TL;DR
The candidates who consistently win behavioural interviews don't improvise. They have a pre-built bank of 5 to 8 real stories from their career, structured in STAR format, ready to deploy on demand. 3 hours of preparation, used in every interview from now on.
Why story banks beat improvisation
Behavioural interviews are pattern-matching exercises. The interviewer is looking for evidence of specific competencies. The candidates who win are the ones who can match a real story to the competency the interviewer is probing within seconds.
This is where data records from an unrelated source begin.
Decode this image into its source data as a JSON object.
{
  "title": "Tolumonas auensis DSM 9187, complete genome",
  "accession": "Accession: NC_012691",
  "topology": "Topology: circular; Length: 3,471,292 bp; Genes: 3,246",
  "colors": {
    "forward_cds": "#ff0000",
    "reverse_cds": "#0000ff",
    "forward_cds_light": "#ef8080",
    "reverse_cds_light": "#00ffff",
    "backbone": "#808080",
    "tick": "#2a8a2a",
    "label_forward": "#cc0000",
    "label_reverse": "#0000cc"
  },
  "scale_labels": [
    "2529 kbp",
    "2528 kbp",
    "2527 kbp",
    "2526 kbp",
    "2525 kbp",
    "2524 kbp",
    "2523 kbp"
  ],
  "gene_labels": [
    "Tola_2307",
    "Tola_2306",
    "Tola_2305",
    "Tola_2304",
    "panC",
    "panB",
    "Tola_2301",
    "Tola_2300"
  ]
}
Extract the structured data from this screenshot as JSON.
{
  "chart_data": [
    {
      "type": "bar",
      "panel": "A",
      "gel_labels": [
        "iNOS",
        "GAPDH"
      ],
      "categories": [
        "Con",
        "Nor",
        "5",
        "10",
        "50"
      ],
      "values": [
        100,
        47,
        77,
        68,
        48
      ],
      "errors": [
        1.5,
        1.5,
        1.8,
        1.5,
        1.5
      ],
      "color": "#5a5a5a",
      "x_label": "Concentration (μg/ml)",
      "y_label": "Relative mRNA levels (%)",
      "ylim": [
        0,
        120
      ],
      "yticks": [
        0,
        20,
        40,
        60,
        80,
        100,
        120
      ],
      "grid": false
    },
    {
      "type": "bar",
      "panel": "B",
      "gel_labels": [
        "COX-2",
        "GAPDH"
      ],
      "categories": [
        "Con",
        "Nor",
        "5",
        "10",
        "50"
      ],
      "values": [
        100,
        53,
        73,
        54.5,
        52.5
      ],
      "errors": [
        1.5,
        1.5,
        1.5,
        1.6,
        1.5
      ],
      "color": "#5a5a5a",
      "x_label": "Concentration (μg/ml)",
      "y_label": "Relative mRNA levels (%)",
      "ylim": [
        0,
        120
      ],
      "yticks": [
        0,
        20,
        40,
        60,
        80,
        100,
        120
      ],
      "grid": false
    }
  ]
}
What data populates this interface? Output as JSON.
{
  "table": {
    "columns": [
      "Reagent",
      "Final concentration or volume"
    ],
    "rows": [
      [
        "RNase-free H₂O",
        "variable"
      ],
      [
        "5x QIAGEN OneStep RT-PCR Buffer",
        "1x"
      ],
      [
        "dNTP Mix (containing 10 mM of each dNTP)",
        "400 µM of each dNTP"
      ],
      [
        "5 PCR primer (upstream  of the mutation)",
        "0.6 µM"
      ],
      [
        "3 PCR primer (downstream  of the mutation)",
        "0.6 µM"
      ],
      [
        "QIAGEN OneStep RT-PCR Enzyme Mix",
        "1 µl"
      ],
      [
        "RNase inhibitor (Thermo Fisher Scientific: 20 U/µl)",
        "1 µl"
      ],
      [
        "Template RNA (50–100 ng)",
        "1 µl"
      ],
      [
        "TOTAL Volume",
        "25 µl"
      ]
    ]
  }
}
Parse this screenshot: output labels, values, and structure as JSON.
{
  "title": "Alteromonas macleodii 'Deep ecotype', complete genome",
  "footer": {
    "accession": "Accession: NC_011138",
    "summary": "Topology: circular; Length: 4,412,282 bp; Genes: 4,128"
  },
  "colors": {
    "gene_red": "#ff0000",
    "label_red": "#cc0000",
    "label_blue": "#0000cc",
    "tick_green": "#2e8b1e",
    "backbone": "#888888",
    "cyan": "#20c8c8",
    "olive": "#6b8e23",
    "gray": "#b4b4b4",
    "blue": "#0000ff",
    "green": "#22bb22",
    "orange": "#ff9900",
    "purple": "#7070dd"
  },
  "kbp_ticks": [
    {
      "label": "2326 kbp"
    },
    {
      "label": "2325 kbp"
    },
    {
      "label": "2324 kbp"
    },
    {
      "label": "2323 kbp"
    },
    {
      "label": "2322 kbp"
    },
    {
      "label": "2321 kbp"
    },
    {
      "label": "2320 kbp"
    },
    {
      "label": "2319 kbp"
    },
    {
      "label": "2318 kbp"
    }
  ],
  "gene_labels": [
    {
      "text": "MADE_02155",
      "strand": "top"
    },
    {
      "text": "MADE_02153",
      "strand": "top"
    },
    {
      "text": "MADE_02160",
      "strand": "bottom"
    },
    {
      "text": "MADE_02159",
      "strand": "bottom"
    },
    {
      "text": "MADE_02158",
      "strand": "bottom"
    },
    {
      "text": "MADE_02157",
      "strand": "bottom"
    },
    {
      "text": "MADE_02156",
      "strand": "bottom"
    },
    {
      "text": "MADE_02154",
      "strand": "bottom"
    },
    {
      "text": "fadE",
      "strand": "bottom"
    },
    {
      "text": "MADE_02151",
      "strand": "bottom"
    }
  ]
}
Improvising forces you to do three things at once: pick a story, structure it, tell it well. That is too much under pressure.
STAR structure
| Letter | Covers | Time |
|---|---|---|
| S - Situation | Context: project, team, moment | 15-20s |
| T - Task | What you specifically were responsible for | 10-15s |
| A - Action | What you did, with specifics | 60-90s |
| R - Result | Measurable outcome and learning | 20-30s |
Most candidates spend 80% of the answer on Situation. Reverse that ratio. Action is where the interviewer learns what you actually do.
The 8 archetypes that cover 80% of questions
- The technical problem you solved
- The collaboration that worked
- The disagreement you handled well
- The thing you learned fast
- The thing that did not work
- The leadership moment (formal or informal)
- The under-pressure decision
- The thing you are proud of
The 3-hour build
- 45 min: brain-dump every meaningful project from the last 3-5 years
- 30 min: map them to the 8 archetypes
- 90 min: write each one in STAR format
- 15 min: practise saying them out loud, time each (2-3 min target)
3 hours, once. Refresh every 6 to 12 months. Reuse for the rest of your career.